SHANGHAI. Dal nostro corrispondente
Il caso del peschereccio cinese sconfinato una decina di giorni fa in acque territoriali nipponiche tiene alta la tensione tra Cina e Giappone. Durante il fine settimana, le due superpotenze asiatiche sono state protagoniste di uno scambio di pesanti bordate politico-diplomatiche. La prima a fare fuoco è stata Tokyo annunciando che Zhan Qixiong, il comandante del vascello cinese accusato di aver speronato due motovedette giapponesi al largo delle isole Senkaku, resterà in carcere per almeno altri dieci giorni. Pechino ha replicato sospendendo tutti i contatti a livello ministeriale con il Governo nipponico.

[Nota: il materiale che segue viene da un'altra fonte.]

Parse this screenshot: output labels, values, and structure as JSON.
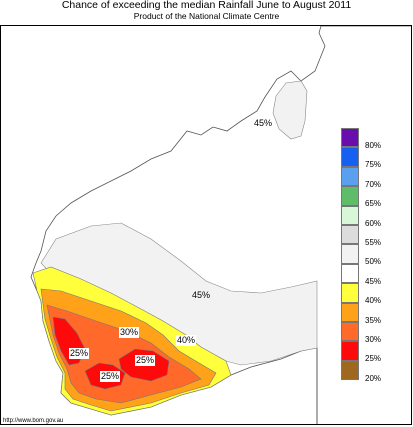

Cina e Giappone, insomma, sembrano decise a non mollare un solo millimetro nel braccio di ferro ingaggiato sul piccolo arcipelago situato nel Mar della Cina Orientale a qualche centinaio di chilometri dall'isola di Okinawa. È una contesa che dura ormai da decenni. Per Tokyo quel pugno di scogli sperduti e disabitati si chiama Senkaku; per Pechino invece Diaoyu.
Ma l'origine della querelle non è solo semantica. Sotto il fondo marino delle isole della discordia, infatti, ci sarebbero ricchi giacimenti di gas naturale. La questione cruciale, visto che l'arcipelago si trova giusto a cavallo della linea di demarcazione delle acque territoriali tra i due paesi, è su chi abbia diritto di sfruttarli. Negli ultimi anni, i due Governi sono stati più volte sul punto di raggiungere un accordo politico. Ma poi, per un motivo o per un altro, le dichiarazioni di buona volontà firmate a tavolino sono diventate carta straccia. Lo sconfinamento del peschereccio cinese, dunque, è solo l'ultimo di una catena di incidenti che periodicamente riportano i negoziati al punto zero.
Come andrà a finire l'ennesima disputa sulle isole Senkaku-Diaoyu? Il can-can scatenato dalla vicenda in entrambi i paesi, non solo a livello governativo ma anche di opinione pubblica (i giapponesi chiedono intransigenza, i cinesi invocano rappresaglie), lascerebbe ipotizzare un'escalation della crisi. Una crisi che, però, va analizzata non solo sotto il profilo politico-diplomatico, ma anche e soprattutto sotto quello economico-finanziario.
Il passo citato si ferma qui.